Treecreeper
With the weather forecast to deteriorate steadily through the day I thought that it wouldn't be sensible to stray too far from home, so I just went over to Charlecote and walked around the park. It was heavily overcast and bitterly cold, with a vicious wind, but luckily the predicted sleet held off, so things could have been worse.
I'd just turned up the carriage drive in West Park when I spotted this Treecreeper flying from one tree to the next, and because it was completely engaged in its search for food and wasn't worried about me, I managed to get quite close before it moved too far above my head for acceptable photos. The problem in shooting these little birds is that they're very quick and restless, and very well-camouflaged against the tree bark on which they hunt, so you end up taking a lot of frames and having to discard at least 90% of them due to missed focus or motion blur. In this case I took maybe a hundred images, and six have turned out to be worth keeping, of which this is the best. I'm a little conflicted about that dead spur: my better instincts are telling me to leave it alone because nature photography should tell the story as it was, but on the other hand this isn't a competition shot and the spur is distracting, so at some point I might reprocess the file and remove it.
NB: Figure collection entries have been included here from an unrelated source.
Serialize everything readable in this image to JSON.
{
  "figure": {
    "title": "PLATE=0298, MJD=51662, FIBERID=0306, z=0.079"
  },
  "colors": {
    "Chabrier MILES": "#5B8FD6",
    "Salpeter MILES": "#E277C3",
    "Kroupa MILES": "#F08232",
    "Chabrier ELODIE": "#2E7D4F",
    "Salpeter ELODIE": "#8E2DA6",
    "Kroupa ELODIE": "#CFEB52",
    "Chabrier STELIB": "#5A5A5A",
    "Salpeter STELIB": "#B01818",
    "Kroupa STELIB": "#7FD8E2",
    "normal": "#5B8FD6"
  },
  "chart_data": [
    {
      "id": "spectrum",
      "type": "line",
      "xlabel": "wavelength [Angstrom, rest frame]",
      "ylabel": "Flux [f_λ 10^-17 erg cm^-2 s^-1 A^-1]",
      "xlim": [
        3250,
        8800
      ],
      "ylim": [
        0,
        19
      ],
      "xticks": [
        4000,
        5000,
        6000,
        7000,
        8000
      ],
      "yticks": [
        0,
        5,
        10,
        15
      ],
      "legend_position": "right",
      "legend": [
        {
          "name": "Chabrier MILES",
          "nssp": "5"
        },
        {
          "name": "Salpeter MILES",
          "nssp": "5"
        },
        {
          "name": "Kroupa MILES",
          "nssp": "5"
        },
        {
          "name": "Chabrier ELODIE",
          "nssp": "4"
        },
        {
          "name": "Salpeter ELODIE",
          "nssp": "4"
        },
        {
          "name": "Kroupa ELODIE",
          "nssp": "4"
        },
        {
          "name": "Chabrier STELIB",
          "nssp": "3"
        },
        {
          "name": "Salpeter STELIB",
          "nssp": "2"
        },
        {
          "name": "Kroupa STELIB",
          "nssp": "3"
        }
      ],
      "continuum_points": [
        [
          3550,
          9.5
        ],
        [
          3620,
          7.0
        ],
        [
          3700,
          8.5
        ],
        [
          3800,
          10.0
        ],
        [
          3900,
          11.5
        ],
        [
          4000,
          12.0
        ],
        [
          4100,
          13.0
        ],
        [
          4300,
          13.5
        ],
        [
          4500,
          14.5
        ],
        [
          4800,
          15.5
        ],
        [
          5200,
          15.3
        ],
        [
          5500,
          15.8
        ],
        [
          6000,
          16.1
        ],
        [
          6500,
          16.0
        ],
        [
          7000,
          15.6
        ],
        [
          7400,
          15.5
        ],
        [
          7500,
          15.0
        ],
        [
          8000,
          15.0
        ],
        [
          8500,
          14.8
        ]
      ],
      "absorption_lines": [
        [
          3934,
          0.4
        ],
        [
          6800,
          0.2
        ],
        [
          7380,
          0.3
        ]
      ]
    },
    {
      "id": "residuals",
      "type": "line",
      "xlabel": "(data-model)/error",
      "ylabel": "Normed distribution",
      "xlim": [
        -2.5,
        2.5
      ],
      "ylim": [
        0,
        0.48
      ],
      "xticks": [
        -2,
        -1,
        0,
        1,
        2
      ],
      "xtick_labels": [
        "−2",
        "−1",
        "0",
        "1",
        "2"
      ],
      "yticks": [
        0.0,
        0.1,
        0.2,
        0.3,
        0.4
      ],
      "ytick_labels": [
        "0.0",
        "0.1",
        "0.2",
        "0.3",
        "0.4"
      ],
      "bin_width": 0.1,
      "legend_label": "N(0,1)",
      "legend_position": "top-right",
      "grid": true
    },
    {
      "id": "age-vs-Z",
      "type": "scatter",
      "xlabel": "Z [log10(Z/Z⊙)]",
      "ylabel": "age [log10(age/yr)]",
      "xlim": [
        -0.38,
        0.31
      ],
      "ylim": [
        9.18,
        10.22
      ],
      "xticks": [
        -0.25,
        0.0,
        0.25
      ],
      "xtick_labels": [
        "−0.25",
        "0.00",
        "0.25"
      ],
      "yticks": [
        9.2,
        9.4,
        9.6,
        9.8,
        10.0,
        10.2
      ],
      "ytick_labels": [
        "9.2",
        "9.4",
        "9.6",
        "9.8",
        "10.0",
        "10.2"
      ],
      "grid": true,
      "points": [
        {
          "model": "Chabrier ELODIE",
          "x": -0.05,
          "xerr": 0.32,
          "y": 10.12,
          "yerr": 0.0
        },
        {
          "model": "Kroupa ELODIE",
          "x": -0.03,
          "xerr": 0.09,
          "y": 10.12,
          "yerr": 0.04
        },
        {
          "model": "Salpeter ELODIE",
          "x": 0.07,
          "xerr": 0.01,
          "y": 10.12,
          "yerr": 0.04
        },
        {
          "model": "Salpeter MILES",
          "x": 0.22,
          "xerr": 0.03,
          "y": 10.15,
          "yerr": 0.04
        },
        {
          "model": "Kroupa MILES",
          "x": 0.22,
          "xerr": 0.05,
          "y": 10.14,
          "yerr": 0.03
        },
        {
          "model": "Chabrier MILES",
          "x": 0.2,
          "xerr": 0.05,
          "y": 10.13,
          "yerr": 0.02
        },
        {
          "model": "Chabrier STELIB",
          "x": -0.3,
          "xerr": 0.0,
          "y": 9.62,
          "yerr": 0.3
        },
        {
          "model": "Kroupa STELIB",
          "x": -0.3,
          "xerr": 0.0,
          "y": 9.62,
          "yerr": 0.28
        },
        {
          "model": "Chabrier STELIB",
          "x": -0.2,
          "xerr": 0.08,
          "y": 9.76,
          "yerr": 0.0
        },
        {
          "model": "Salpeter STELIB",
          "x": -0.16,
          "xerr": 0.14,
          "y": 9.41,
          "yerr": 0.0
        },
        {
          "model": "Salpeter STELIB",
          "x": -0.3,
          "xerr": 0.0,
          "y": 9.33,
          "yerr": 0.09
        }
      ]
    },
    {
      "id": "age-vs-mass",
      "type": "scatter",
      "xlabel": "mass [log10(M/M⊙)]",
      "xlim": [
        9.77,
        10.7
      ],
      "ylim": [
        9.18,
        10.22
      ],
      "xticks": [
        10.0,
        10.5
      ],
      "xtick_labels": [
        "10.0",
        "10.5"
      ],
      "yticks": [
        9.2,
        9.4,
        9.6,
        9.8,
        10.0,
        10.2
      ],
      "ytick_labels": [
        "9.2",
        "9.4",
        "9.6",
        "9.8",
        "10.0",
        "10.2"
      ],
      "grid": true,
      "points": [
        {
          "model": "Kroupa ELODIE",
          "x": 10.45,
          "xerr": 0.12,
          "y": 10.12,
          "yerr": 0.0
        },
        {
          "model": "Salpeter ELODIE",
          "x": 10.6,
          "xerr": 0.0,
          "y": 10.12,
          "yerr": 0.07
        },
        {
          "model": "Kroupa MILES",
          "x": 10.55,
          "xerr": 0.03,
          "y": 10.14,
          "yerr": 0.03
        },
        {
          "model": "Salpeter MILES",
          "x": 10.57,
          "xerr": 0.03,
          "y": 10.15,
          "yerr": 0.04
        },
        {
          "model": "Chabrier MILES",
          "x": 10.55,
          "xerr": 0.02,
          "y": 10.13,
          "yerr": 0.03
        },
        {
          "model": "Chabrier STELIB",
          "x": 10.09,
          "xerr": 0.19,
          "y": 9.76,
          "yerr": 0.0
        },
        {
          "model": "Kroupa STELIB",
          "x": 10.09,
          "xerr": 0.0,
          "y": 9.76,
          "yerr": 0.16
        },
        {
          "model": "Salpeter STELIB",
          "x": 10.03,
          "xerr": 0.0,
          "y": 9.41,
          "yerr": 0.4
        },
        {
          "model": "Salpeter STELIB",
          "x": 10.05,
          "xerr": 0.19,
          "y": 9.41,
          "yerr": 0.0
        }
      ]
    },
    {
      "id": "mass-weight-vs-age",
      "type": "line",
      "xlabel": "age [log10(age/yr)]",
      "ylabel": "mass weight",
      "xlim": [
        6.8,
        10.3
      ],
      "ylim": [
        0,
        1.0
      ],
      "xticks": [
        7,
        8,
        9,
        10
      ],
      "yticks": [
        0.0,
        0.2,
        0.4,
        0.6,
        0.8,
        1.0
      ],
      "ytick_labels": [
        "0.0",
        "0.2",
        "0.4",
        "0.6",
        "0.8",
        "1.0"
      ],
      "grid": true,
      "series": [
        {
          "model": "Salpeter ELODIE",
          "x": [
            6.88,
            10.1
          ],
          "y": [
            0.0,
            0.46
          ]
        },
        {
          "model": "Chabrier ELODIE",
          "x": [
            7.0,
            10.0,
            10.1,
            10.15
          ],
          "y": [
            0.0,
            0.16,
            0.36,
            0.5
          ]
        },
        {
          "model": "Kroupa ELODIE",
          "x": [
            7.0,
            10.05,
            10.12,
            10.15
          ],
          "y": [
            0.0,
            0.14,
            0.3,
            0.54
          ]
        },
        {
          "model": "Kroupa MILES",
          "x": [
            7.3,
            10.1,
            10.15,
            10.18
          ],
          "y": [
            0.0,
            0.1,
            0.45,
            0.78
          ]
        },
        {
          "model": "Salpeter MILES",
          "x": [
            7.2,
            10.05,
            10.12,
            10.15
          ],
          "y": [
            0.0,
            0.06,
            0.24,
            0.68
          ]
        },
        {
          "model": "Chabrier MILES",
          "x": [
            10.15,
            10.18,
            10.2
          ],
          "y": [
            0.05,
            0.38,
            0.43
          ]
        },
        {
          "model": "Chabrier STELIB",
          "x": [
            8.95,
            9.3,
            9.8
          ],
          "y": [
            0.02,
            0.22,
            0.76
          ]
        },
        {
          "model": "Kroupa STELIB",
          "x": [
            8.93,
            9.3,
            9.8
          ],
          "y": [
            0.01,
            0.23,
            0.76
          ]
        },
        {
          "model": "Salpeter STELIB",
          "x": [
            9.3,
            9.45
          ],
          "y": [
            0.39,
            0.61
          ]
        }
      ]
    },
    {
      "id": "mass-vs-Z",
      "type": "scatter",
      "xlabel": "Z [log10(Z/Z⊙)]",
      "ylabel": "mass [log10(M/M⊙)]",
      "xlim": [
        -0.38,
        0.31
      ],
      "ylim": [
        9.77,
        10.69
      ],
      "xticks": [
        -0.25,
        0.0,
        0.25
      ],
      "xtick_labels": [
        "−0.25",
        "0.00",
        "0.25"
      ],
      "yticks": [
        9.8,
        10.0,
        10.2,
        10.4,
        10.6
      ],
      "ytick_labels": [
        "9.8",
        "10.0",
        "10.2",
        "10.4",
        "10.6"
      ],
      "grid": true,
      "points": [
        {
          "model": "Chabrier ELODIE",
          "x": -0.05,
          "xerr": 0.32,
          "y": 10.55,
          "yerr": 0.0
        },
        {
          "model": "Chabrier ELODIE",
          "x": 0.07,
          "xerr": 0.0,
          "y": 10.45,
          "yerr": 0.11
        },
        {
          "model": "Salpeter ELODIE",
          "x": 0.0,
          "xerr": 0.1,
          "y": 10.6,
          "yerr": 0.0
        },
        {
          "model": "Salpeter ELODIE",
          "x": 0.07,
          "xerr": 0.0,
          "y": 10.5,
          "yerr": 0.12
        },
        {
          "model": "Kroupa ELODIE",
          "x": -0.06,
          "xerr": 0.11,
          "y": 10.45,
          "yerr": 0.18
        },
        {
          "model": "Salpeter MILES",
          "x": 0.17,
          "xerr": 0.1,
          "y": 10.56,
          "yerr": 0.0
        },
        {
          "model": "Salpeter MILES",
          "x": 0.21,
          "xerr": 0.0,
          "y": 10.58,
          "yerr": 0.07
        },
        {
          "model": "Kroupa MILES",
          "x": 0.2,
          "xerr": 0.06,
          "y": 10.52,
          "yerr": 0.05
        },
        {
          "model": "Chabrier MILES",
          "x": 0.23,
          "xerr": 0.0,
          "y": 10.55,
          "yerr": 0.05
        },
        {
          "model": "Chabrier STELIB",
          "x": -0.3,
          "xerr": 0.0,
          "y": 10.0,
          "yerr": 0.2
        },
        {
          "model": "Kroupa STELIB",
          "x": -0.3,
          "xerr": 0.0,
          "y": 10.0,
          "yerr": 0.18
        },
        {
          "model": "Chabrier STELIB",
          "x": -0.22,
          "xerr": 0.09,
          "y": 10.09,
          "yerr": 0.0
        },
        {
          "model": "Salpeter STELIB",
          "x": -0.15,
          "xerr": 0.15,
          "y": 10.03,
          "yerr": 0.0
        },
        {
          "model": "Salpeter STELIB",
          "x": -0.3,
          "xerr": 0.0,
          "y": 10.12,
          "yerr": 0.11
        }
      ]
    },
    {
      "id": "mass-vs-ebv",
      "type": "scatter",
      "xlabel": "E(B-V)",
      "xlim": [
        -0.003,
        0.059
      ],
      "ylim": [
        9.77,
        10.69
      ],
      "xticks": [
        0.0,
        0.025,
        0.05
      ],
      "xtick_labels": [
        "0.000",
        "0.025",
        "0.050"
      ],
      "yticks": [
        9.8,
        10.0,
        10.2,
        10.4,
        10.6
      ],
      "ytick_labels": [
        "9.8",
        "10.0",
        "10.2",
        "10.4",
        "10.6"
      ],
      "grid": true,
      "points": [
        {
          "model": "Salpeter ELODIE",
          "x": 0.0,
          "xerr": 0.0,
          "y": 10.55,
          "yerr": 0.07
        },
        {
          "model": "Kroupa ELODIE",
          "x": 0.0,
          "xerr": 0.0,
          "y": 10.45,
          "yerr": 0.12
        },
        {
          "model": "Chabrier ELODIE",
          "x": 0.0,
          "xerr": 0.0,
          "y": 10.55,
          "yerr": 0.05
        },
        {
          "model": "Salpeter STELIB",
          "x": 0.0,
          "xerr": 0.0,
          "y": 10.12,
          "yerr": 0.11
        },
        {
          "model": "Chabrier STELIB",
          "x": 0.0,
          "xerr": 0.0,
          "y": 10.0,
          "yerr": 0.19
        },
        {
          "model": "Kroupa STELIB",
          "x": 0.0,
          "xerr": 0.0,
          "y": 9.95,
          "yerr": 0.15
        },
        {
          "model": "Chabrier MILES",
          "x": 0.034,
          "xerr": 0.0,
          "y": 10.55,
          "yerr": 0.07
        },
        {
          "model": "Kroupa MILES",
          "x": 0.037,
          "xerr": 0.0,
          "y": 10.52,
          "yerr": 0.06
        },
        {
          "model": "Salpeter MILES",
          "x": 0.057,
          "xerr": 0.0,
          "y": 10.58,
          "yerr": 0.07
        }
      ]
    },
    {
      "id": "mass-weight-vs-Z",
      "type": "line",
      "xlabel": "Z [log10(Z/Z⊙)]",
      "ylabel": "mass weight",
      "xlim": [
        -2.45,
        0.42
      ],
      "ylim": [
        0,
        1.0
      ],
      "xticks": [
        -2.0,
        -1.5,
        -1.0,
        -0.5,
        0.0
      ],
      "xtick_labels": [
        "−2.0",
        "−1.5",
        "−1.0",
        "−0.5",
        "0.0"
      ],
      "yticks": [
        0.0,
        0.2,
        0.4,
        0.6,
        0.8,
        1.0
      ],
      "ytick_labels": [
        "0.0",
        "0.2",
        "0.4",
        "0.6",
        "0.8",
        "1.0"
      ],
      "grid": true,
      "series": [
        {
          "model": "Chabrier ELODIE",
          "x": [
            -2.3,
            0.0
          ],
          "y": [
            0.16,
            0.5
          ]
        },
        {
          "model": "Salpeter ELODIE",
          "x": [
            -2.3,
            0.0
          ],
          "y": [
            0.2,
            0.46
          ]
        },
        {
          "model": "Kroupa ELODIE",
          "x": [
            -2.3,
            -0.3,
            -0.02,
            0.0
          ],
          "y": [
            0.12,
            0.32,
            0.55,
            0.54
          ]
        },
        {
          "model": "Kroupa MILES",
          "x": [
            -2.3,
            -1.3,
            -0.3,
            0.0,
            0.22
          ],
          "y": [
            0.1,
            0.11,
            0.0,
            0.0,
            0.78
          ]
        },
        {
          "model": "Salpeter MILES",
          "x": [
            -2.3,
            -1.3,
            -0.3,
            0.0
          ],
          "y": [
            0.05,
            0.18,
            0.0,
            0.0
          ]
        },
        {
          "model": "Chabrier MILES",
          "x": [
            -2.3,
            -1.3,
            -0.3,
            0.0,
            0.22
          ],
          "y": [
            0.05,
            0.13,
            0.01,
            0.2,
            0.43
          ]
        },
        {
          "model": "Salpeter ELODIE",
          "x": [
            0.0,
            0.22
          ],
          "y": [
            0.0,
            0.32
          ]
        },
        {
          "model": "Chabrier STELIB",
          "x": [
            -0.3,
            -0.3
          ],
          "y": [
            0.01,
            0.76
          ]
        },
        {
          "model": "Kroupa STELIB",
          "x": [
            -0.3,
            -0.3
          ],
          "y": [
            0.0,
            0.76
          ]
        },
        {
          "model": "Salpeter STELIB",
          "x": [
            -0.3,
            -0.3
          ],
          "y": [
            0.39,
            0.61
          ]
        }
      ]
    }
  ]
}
The Treecreeper is roughly the size of a Blue Tit at about 12.5cm long, with a wingspan of 18-20cm, and weighing around 10g. The average lifespan is just two years, with cold, wet winters being especially damaging - though overall the UK population is thought to be stable, at over 200,000 breeding pairs. It mainly eats invertebrates, which it collects from crevices in the bark of both deciduous and coniferous trees, but in winter it will also eat conifer seeds. It's a relatively sedentary bird, and mainly solitary outside the breeding season, though on winter nights groups of Treecreepers will sometimes roost together for warmth. On their own they will sleep in small tree crevices, and in forests containing Wellingtonia redwoods they've been filmed excavating little scrapes out of the soft bark, into which they press themselves overnight.